A jury has awarded $15 million to a worker whose foot was crushed by a forklift being driven by an unlicensed forklift operator. The $15 million award included $3 million in punitive damages, in addition to $12.2 million in punitive damages. The worker reportedly sustained injuries leading to the lawsuit when he was performing work taking down the 2012 International Manufacturing Technology Show.
The worker's injuries were sustained in the course of his job, and job-related injuries normally lead to workers' compensation claims and not personal injury cases. In this particular instance, however, the injured man was able to file a lawsuit against a third party non-employer.

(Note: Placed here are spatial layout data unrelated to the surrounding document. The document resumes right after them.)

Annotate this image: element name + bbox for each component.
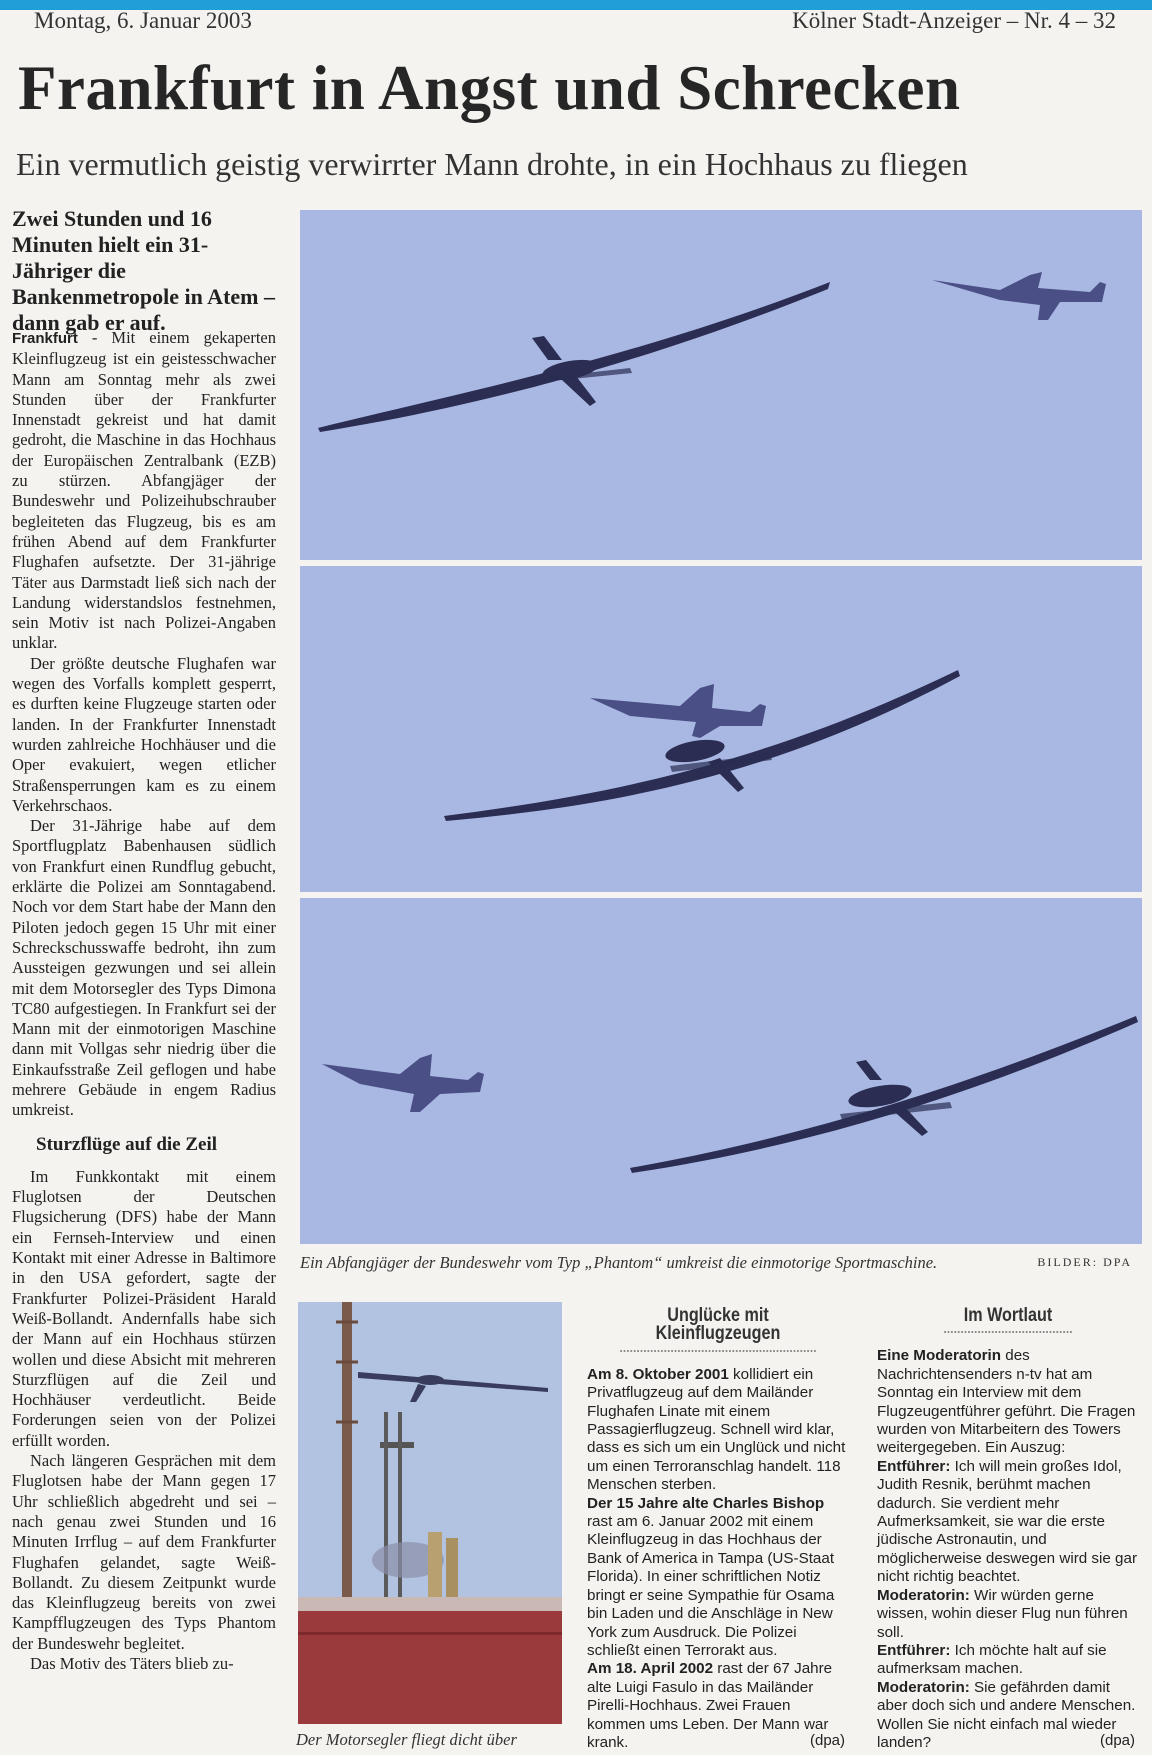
quote-line-1: Entführer: Ich will mein großes Idol, Judith Resnik, berühmt machen dadurch. Sie verdient mehr Aufmerksamkeit, sie war die erste jüdische Astronautin, und möglicherweise deswegen wird sie gar nicht richtig beachtet. (877, 1457, 1137, 1586)
article-paragraph-6: Das Motiv des Täters blieb zu- (30, 1654, 234, 1673)
article-dateline: Frankfurt (12, 330, 78, 347)
box-accidents-title: Unglücke mit Kleinflugzeugen (620, 1307, 816, 1352)
accident-entry-1: Am 8. Oktober 2001 kollidiert ein Privatflugzeug auf dem Mailänder Flughafen Linate mit einem Passagierflugzeug. Schnell wird klar, dass es sich um ein Unglück und nicht um einen Terroranschlag handelt. 118 Menschen sterben. (587, 1365, 846, 1494)
subheadline: Ein vermutlich geistig verwirrter Mann drohte, in ein Hochhaus zu fliegen (16, 146, 968, 182)
newspaper-name: Kölner Stadt-Anzeiger – Nr. 4 – 32 (792, 8, 1116, 33)
article-paragraph-3: Der 31-Jährige habe auf dem Sportflugplatz Babenhausen südlich von Frankfurt einen Rundflug gebucht, erklärte die Polizei am Sonntagabend. Noch vor dem Start habe der Mann den Piloten jedoch gegen 15 Uhr mit einer Schreckschusswaffe bedroht, ihn zum Aussteigen gezwungen und sei allein mit dem Motorsegler des Typs Dimona TC80 aufgestiegen. In Frankfurt sei der Mann mit der einmotorigen Maschine dann mit Vollgas sehr niedrig über die Einkaufsstraße Zeil geflogen und habe mehrere Gebäude in engem Radius umkreist. (12, 816, 276, 1120)
quote-intro: Eine Moderatorin des Nachrichtensenders n-tv hat am Sonntag ein Interview mit dem Flugzeugentführer geführt. Die Fragen wurden von Mitarbeitern des Towers weitergegeben. Ein Auszug: (877, 1347, 1136, 1457)
photo-frame-1 (300, 210, 1142, 560)
photo-building-scene (298, 1302, 562, 1724)
photo-sky-2 (300, 566, 1142, 892)
headline: Frankfurt in Angst und Schrecken (18, 53, 961, 123)
lead-text: Zwei Stunden und 16 Minuten hielt ein 31-Jähriger die Bankenmetropole in Atem – dann gab er auf. (12, 206, 275, 335)
photo-building (298, 1302, 562, 1724)
issue-date: Montag, 6. Januar 2003 (34, 8, 252, 33)
accident-entry-3: Am 18. April 2002 rast der 67 Jahre alte Luigi Fasulo in das Mailänder Pirelli-Hochhaus. Zwei Frauen kommen ums Leben. Der Mann war krank. (587, 1660, 833, 1751)
article-paragraph-5: Nach längeren Gesprächen mit dem Fluglotsen habe der Mann gegen 17 Uhr schließlich abgedreht und sei – nach genau zwei Stunden und 16 Minuten Irrflug – auf dem Frankfurter Flughafen gelandet, sagte Weiß-Bollandt. Zu diesem Zeitpunkt wurde das Kleinflugzeug bereits von zwei Kampfflugzeugen des Typs Phantom der Bundeswehr begleitet. (12, 1451, 276, 1653)
radio-mast (342, 1302, 352, 1602)
photo-frame-3 (300, 898, 1142, 1244)
box-accidents-source: (dpa) (810, 1732, 846, 1749)
quote-line-2: Moderatorin: Wir würden gerne wissen, wohin dieser Flug nun führen soll. (877, 1586, 1128, 1641)
photo-caption: Ein Abfangjäger der Bundeswehr vom Typ „Phantom“ umkreist die einmotorige Sportmaschine. BILDER: DPA (300, 1253, 1132, 1272)
red-building (298, 1597, 562, 1724)
box-quote-title: Im Wortlaut (944, 1307, 1072, 1333)
photo-frame-2 (300, 566, 1142, 892)
article-paragraph-1: Frankfurt - Mit einem gekaperten Kleinflugzeug ist ein geistesschwacher Mann am Sonntag mehr als zwei Stunden über der Frankfurter Innenstadt gekreist und hat damit gedroht, die Maschine in das Hochhaus der Europäischen Zentralbank (EZB) zu stürzen. Abfangjäger der Bundeswehr und Polizeihubschrauber begleiteten das Flugzeug, bis es am frühen Abend auf dem Frankfurter Flughafen aufsetzte. Der 31-jährige Täter aus Darmstadt ließ sich nach der Landung widerstandslos festnehmen, sein Motiv ist nach Polizei-Angaben unklar. (12, 328, 276, 653)
article-paragraph-2: Der größte deutsche Flughafen war wegen des Vorfalls komplett gesperrt, es durften keine Flugzeuge starten oder landen. In der Frankfurter Innenstadt wurden zahlreiche Hochhäuser und die Oper evakuiert, wegen etlicher Straßensperrungen kam es zu einem Verkehrschaos. (12, 653, 276, 815)
article-crosshead: Sturzflüge auf die Zeil (36, 1133, 218, 1155)
quote-line-3: Entführer: Ich möchte halt auf sie aufmerksam machen. (877, 1641, 1107, 1678)
article-paragraph-4: Im Funkkontakt mit einem Fluglotsen der Deutschen Flugsicherung (DFS) habe der Mann ein Fernseh-Interview und einen Kontakt mit einer Adresse in Baltimore in den USA gefordert, sagte der Frankfurter Polizei-Präsident Harald Weiß-Bollandt. Andernfalls habe sich der Mann auf ein Hochhaus stürzen wollen und diese Absicht mit mehreren Sturzflügen auf die Zeil und Hochhäuser verdeutlicht. Beide Forderungen seien von der Polizei erfüllt worden. (12, 1166, 276, 1450)
article-column-top (12, 328, 276, 1674)
box-accidents (587, 1307, 849, 1752)
photo-sky-1 (300, 210, 1142, 560)
quote-line-4: Moderatorin: Sie gefährden damit aber doch sich und andere Menschen. Wollen Sie nicht einfach mal wieder landen? (877, 1678, 1136, 1751)
photo-credit: BILDER: DPA (1037, 1255, 1132, 1269)
accident-entry-2: Der 15 Jahre alte Charles Bishop rast am 6. Januar 2002 mit einem Kleinflugzeug in das Hochhaus der Bank of America in Tampa (US-Staat Florida). In einer schriftlichen Notiz bringt er seine Sympathie für Osama bin Laden und die Anschläge in New York zum Ausdruck. Die Polizei schließt einen Terrorakt aus. (587, 1494, 835, 1659)
photo-building-caption: Der Motorsegler fliegt dicht über (296, 1730, 517, 1749)
box-quote (877, 1307, 1139, 1752)
photo-sky-3 (300, 898, 1142, 1244)
box-quote-source: (dpa) (1100, 1732, 1136, 1749)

When it is possible to file third party lawsuits, the litigation can lead to broader recovery than would be available if only a workers' compensation claim were made. Employees injured on-the-job should explore possible options for pursuing a lawsuit against a third party in order to maximize recovery for losses and damages.
Third Party Lawsuits Can Provide Larger Damage Awards
Workers' comp benefits protect workers even in cases where employers aren't negligent, because workers can make a benefits claim for any workplace injury. However, employers are also protected too because workers' compensation is an exclusive remedy system under Pennsylvania law. When a worker is injured on-the-job, the employer can't be sued by the employee except in very limited circumstances like when there is intentional wrongdoing involved. Employers don't need to worry about million dollar damage awards or punitive damages.

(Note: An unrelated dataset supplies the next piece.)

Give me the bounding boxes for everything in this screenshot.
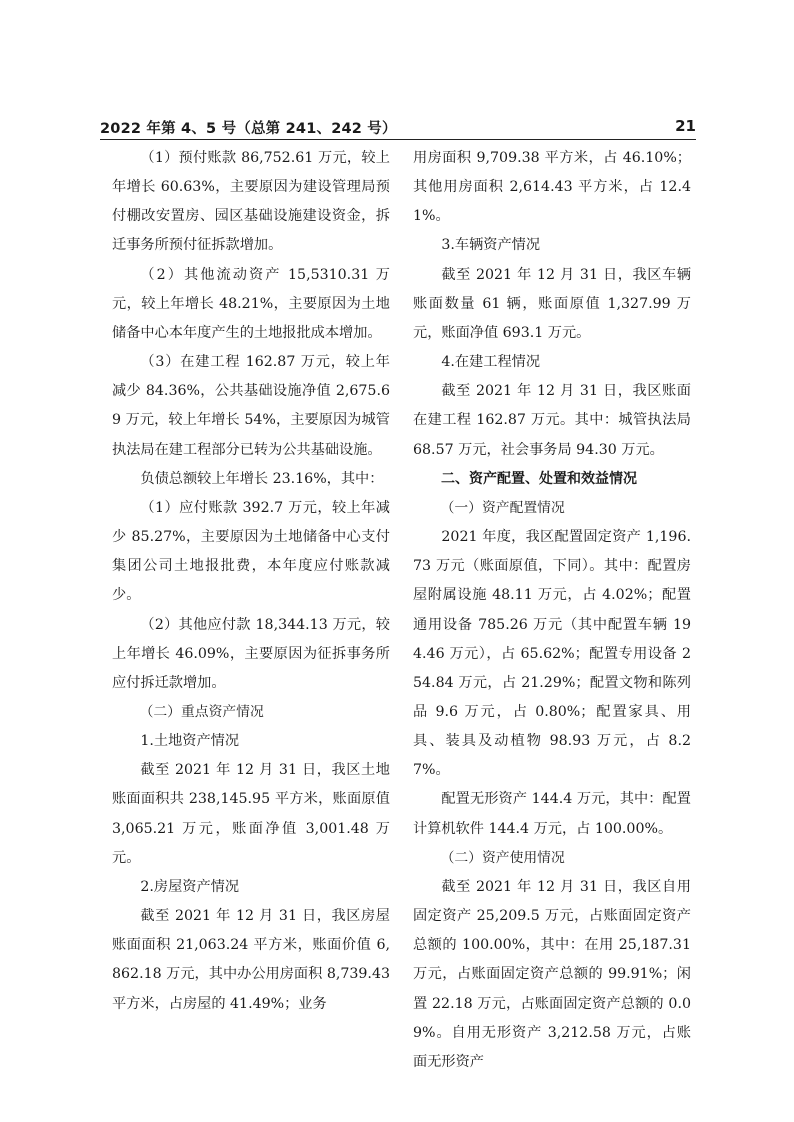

Employees, however, can't always get 100 percent full compensation for economic and non-financial loss. In the case of the man whose foot was amputated, for example, Safety News Alert reports his impairment was expected to cost him his job at the National Guard and it had also resulted in significant pain as doctors first tried to save the foot and then needed to use a skin graft from his thigh after the amputation when they failed to do so.
Because employees can't get compensated for pain and suffering and they only get partial compensation for loss of wages due to disabilities when they make a workers' comp claim, the man who lost his foot would not have been 100 percent compensated by a workers' comp claim alone.
In this particular case, Global Experience Specialists (GES) had set up the show and it was held responsible by the jury for the amputated foot because it had a forklift being operated by someone without proper licensing and training, and because it did not have a spotter present who could have prevented the accident from happening. The company had tried to argue that the injured man was partially responsible for the incident, but the jury found the company was to blame and was responsible for compensating the injured man.
Victims hurt at work can often make a workers' comp claim and pursue a personal injury case in order to maximize the chances of receiving full compensation. This is a smart choice in cases where negligence of non-employers caused or contributed to on-the-job injuries.